Bon nombre d’artistes et de cinéastes ont été travaillés par ce fantasme : François Truffaut dans La Femme d’à côté (Fanny Ardant tue Depardieu puis se suicide alors qu’ils font l’amour), Pedro Almodóvar dans Matador (une tueuse en série exécute ses amants en plantant une banderille dans leur nuque pendant le coït), Marco Ferreri dans La Grande Bouffe (où Ugo Tognazzi meurt en plein orgasme), ou même, en remontant plus loin, Lubitsch dans Le ciel peut attendre (où le héros meurt en flirtant avec sa jolie infirmière).
Chacune de ces morts renvoie à un autre fantasme : celui de la mante religieuse, qui dévore son amant consentant pendant l’acte de reproduction. L’extase et la mort mêlées, Eros épousant Thanatos… Les quelques anecdotes édifiantes qui suivent, toutes véridiques, devraient vous permettre de faire votre choix : mourir en jouissant ou ne pas mourir en jouissant. Voilà la question.
Le noeud qui tue
Certains jeux sexuels peuvent être dangereux si l’on n’est guère habile.
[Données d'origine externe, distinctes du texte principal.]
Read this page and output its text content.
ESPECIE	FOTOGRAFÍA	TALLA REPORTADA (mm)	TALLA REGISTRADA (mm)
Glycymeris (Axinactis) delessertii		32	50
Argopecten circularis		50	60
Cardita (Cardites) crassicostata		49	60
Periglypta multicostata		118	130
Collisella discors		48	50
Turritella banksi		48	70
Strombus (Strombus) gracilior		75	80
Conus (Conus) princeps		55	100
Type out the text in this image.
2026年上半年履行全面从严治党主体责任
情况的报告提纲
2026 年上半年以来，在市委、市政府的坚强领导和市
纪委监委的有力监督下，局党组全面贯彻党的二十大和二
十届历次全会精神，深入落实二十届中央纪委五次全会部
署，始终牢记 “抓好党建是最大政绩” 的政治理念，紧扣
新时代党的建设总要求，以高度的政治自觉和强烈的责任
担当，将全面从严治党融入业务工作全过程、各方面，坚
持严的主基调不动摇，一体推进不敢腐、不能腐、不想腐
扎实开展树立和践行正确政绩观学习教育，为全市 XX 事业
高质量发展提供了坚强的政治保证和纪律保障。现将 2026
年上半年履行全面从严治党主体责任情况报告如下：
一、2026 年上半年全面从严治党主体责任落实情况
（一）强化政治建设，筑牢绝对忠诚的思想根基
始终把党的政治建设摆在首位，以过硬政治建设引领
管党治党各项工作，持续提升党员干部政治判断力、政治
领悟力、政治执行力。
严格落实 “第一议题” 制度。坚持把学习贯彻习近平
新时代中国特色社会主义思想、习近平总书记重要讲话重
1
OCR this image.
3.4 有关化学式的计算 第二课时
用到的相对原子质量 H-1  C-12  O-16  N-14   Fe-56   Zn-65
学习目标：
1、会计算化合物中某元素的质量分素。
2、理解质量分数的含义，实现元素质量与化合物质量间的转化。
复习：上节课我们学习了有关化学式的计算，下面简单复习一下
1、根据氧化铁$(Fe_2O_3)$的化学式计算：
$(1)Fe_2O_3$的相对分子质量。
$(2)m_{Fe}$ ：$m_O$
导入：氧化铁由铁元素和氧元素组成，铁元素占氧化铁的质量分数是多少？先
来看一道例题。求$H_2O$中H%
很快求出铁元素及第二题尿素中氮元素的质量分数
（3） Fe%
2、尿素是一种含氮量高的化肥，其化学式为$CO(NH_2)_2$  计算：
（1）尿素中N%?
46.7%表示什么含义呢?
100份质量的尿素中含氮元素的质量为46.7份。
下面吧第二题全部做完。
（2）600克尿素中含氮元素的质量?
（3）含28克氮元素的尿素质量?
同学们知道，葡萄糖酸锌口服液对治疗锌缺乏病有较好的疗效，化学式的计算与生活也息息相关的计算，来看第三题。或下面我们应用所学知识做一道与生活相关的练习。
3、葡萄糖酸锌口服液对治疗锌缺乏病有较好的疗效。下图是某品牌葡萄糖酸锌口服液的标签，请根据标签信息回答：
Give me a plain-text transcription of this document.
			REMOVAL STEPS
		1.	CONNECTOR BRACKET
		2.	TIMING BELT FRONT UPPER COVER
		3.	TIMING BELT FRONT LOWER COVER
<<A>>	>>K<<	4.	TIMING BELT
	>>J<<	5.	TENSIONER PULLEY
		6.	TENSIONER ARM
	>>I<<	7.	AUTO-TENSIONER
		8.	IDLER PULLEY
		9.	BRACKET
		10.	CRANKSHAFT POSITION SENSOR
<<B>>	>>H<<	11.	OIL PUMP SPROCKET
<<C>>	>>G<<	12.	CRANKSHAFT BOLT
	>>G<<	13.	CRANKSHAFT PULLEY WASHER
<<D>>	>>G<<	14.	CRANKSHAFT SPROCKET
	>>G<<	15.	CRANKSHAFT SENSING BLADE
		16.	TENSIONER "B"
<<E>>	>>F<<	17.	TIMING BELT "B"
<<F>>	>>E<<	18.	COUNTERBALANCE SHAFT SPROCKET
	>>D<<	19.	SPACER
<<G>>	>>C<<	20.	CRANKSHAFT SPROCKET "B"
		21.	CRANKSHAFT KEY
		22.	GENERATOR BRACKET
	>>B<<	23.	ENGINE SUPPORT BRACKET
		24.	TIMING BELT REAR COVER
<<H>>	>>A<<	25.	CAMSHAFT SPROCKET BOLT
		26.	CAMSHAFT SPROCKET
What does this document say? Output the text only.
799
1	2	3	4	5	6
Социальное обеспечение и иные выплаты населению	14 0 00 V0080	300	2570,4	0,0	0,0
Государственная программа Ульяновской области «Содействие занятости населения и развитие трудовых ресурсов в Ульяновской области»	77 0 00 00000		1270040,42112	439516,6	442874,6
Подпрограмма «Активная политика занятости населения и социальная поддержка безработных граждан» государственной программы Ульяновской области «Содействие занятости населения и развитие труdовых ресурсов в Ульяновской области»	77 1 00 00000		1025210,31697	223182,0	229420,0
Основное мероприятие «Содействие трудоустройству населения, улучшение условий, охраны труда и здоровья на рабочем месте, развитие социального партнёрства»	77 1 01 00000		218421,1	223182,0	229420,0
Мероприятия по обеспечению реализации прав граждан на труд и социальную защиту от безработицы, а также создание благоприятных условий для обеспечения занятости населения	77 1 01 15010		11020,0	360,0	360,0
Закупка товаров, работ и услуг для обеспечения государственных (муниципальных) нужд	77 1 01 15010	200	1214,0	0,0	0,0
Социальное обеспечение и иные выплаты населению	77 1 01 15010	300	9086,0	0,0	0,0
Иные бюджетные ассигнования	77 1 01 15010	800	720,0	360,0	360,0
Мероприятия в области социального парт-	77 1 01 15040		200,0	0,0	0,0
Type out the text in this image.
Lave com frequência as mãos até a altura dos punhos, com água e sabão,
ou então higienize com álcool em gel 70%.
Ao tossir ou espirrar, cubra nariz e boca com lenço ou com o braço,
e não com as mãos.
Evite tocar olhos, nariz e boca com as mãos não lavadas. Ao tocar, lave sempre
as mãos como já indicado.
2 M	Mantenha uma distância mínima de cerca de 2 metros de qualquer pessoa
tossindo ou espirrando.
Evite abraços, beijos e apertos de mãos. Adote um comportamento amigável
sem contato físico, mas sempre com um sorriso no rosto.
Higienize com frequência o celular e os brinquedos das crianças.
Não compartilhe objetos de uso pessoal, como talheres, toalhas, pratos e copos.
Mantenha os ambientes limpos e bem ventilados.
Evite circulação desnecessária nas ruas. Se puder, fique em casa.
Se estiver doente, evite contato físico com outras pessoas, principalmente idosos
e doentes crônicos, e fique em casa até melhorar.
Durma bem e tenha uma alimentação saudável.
Prenez David Carradine, la dernière victime du “jeu du foulard” (interdit dans nos écoles). Le 4 juin dernier, une femme de chambre découvre l’acteur américain pendu dans sa suite de l’hôtel Nai Lert Park, à Bangkok, où il réside pendant le tournage du nouveau film de Charles de Meaux, Stretch.
Très vite, après des rumeurs de suicide, la police thaïlandaise conclut à un “accident auto-érotique”. En effet, le fils du grand John Carradine (l’un des acteurs fétiches de John Ford), immortalisé par la série seventies Kung Fu et ses aphorismes zen, a été retrouvé dans une position singulière : “Une corde était attachée autour de son cou et une autre à son organe sexuel et les deux étaient reliées ensemble et accrochées à la penderie. Dans ces circonstances, nous ne pouvons pas être sûrs qu’il s’est suicidé, mais il a pu mourir de masturbation”, déclare le général Worapong Siewpreecha de la police métropolitaine de Bangkok, qui ajoute que l’équipe de production du film lui avait indiqué que Carradine avait “bu de la bière du matin au soir le jour précédant celui où on l’a retrouvé mort”.
Boire ou jouir, il aurait dû choisir. L’histoire (ou plutôt le rapport d’autopsie) ne dit apparemment pas si David Carradine a trouvé l’extase avant de mourir. En tout cas, il avait mal réglé ses cordelettes.
Pompe présidentielle
La suractivité est évidemment cause de nombreux accidents. L’abus de sexe peut tuer. L’épectase la plus célèbre de l’histoire de France vient nous le rappeler. Elle est advenue à l’un de ses présidents de la République, Félix Faure, plus connu par sa mort que par son action politique.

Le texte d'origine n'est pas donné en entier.